Every religion, apart from open devil worship, must appeal to a virtue or the pretence of a virtue. But a virtue, generally speaking, does some good to everybody. It is therefore necessary to distinguish among the people it was meant to benefit those whom it does benefit. Modern broad-mindedness benefits the rich; and benefits nobody else. It was meant to benefit the rich; and meant to benefit nobody else. And if you think this unwarranted, I will put before you one plain question. There are some pleasures of the poor that may also mean profits for the rich: there are other pleasures of the poor which cannot mean profits for the rich? Watch this one contrast, and you will watch the whole creation of a careful slavery.
and
A house with a decent fire and a full pantry would be a better house to make a chair or mend a clock in, even from the customer’s point of view, than a hovel with a leaky roof and a cold hearth. But a house with a decent fire and a full pantry would also be a better house in which to refuse to make a chair or mend a clock—a much better house to do nothing in—and doing nothing is sometimes one of the highest of the duties of man.

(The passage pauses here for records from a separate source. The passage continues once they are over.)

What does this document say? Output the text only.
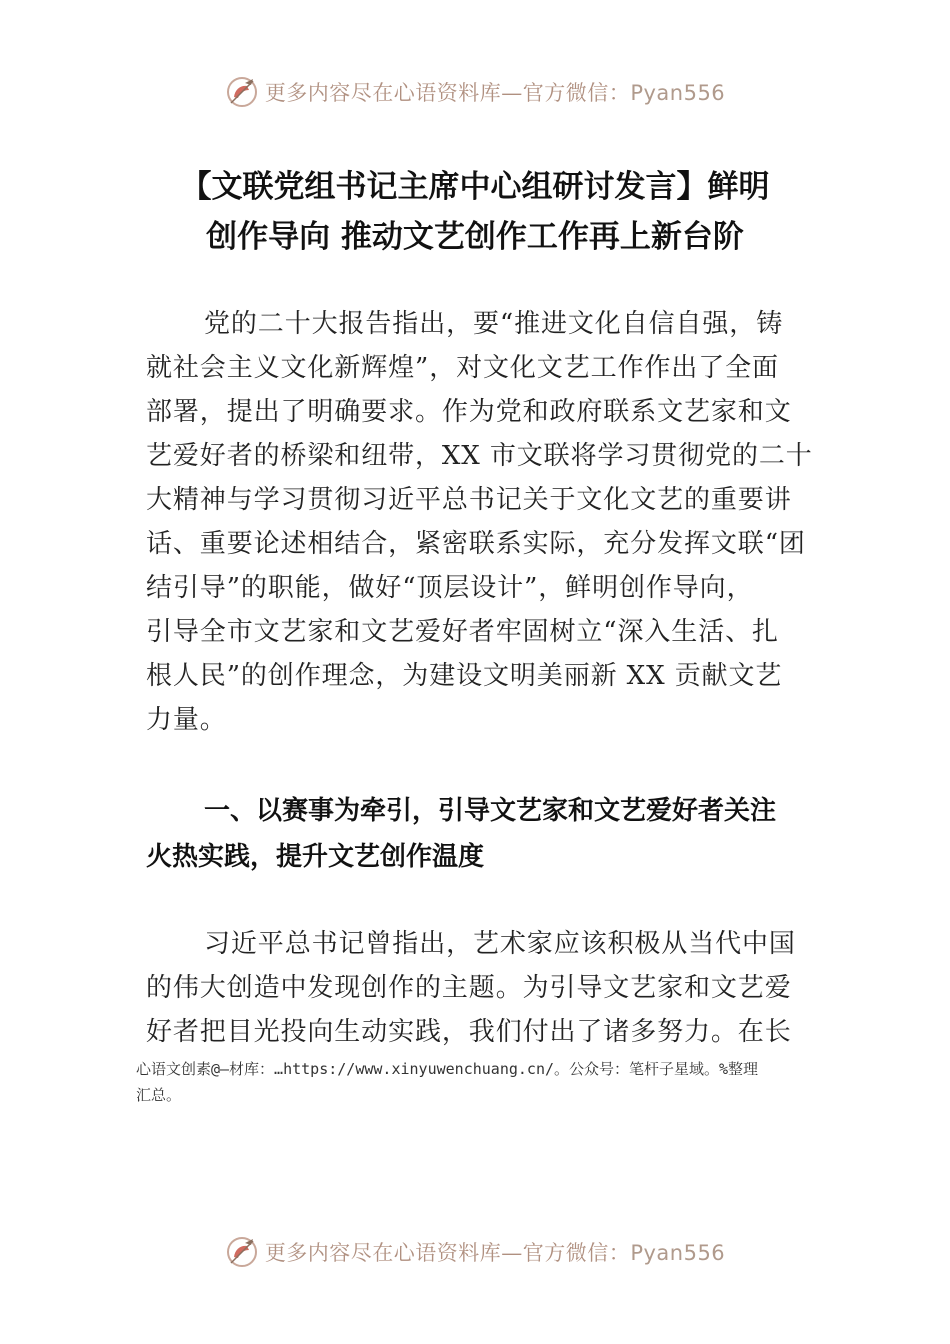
更多内容尽在心语资料库—官方微信：Pyan556
【文联党组书记主席中心组研讨发言】鲜明
创作导向 推动文艺创作工作再上新台阶
党的二十大报告指出，要“推进文化自信自强，铸
就社会主义文化新辉煌”，对文化文艺工作作出了全面
部署，提出了明确要求。作为党和政府联系文艺家和文
艺爱好者的桥梁和纽带，XX 市文联将学习贯彻党的二十
大精神与学习贯彻习近平总书记关于文化文艺的重要讲
话、重要论述相结合，紧密联系实际，充分发挥文联“团
结引导”的职能，做好“顶层设计”，鲜明创作导向，
引导全市文艺家和文艺爱好者牢固树立“深入生活、扎
根人民”的创作理念，为建设文明美丽新 XX 贡献文艺
力量。
一、以赛事为牵引，引导文艺家和文艺爱好者关注
火热实践，提升文艺创作温度
习近平总书记曾指出，艺术家应该积极从当代中国
的伟大创造中发现创作的主题。为引导文艺家和文艺爱
好者把目光投向生动实践，我们付出了诸多努力。在长
心语文创素@—材库：…https://www.xinyuwenchuang.cn/。公众号：笔杆子星域。%整理
汇总。
更多内容尽在心语资料库—官方微信：Pyan556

Even the "free" pleasure of surfing the net demands some money for a machine and a network connection. The free pleasure of singing or whistling to yourself seems to be little-exercised.
Of course "doing nothing," while it may be a high duty, is also a chore magnet.
I have never understood why Satanism gets to be classified as a religion, when it is by construction an anti-religion.
2 comments:
I could tell by feel that it was GKC before I finished the first sentence. I'm not entirely sure how. Some gestalt.
Am I getting too predictable in who I choose to quote?